Pulau di bagian timur Karimunjawa tidak banyak, dan rata-rata harus ditempuh dalam perjalanan yang lumayan lama karena letaknya yang cukup jauh. Dari gosong, perahu melaju ke timur lagi menuju beberapa pulau kecil, yang saya lupa lagi namanya -___-“. Parah ye pelupanya. Pokoknya di pulau itu, taman lautnya saya acungin dua jempol, paling bagus deh daripada taman laut yang sebelumnya. Selain terumbu karangnya yang berwarna-warni, ada juga ikan nemo dan biota laut lainnya yang lucu-lucu. Kedalamannya juga tidak terlalu membuat bulu kuduk merinding. Sia-sia deh kalau dilewatkan.

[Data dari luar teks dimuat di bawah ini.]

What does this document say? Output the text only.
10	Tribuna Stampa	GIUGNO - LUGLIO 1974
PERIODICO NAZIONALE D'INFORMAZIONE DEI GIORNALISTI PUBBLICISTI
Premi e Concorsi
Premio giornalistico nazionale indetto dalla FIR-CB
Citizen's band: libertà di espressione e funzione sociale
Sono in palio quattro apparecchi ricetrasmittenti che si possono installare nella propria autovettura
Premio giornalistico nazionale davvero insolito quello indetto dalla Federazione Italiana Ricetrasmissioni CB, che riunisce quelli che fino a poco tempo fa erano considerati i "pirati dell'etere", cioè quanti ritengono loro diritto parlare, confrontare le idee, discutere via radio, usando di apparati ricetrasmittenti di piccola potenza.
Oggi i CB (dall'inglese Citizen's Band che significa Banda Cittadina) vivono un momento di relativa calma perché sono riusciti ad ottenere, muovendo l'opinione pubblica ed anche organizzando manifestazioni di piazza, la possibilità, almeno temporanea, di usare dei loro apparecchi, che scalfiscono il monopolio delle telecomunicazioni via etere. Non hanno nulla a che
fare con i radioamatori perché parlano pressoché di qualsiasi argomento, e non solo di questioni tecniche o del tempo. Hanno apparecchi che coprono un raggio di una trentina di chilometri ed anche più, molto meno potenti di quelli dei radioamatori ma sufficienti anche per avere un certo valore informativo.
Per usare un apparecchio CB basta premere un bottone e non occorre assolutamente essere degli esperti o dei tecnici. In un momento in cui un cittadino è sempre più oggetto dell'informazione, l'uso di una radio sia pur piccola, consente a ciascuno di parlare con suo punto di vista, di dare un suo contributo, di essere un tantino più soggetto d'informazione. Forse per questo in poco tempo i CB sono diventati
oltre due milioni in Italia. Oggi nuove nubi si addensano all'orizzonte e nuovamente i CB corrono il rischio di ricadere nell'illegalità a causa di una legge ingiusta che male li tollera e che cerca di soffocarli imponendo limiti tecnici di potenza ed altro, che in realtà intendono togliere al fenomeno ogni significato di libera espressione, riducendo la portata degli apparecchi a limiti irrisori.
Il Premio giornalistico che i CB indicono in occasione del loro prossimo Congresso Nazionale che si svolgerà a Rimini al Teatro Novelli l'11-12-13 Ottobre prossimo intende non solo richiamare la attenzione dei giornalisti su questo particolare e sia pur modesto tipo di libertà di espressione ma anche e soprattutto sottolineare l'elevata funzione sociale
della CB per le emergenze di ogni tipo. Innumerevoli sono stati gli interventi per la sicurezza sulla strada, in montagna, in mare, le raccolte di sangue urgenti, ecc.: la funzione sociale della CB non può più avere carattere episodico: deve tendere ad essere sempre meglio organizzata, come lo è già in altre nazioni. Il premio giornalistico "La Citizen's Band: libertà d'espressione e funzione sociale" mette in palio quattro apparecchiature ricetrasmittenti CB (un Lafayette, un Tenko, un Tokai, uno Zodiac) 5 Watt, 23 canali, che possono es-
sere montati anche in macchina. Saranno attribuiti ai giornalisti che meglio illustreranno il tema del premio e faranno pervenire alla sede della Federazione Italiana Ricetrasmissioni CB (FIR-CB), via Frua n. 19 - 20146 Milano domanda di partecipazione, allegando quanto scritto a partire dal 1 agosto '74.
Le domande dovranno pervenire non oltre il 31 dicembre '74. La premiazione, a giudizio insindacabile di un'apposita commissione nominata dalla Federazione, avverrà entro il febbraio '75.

Nah, matahari sudah meninggi. Kami tidak lupa melewatkan ritual biasa, makan ikan bakar yang dimasak oleh tangan-tangan perkasa dari para kru mas Anto, ditambah berbagai sambal khas yang mak nyooos.
Oke, setelah kekenyangan kami pun dibawa ke beberapa pulau lainnya. Saat itu saya dibuat ngantuk oleh semilir angin dan perut yang terisi full, sehingga saya pun tidur di dalam perahu dan tidak sempat turun menyaksikan tempat destinasi yang lain. Pokoknya saat saya sudah sadar, saya melihat satu rombongan perahu dari mahasiswa pencinta alam UNDIP yang snorkeling di tengah laut.
Saat pulang, perahu melaju lebih lambat dari sebelumnya. Sang pemegang kendali perahu seakan tahu cara memanjakan kami pada hari-hari terakhir di Kepulauan Karimunjawa. Karena di sela-sela perjalanan itu, kami disuguhkan pemandangan langit oranye yang penuh oleh sisa-sisa sinar mentari yang akan tenggelam di ufuk barat. Tidak saya sadari, kulit yang sudah berubah kehitaman karena terbakar oleh sengatan matahari beberapa hari itu. Sampai di Surabaya, harus melakukan pemutihan kulit nih.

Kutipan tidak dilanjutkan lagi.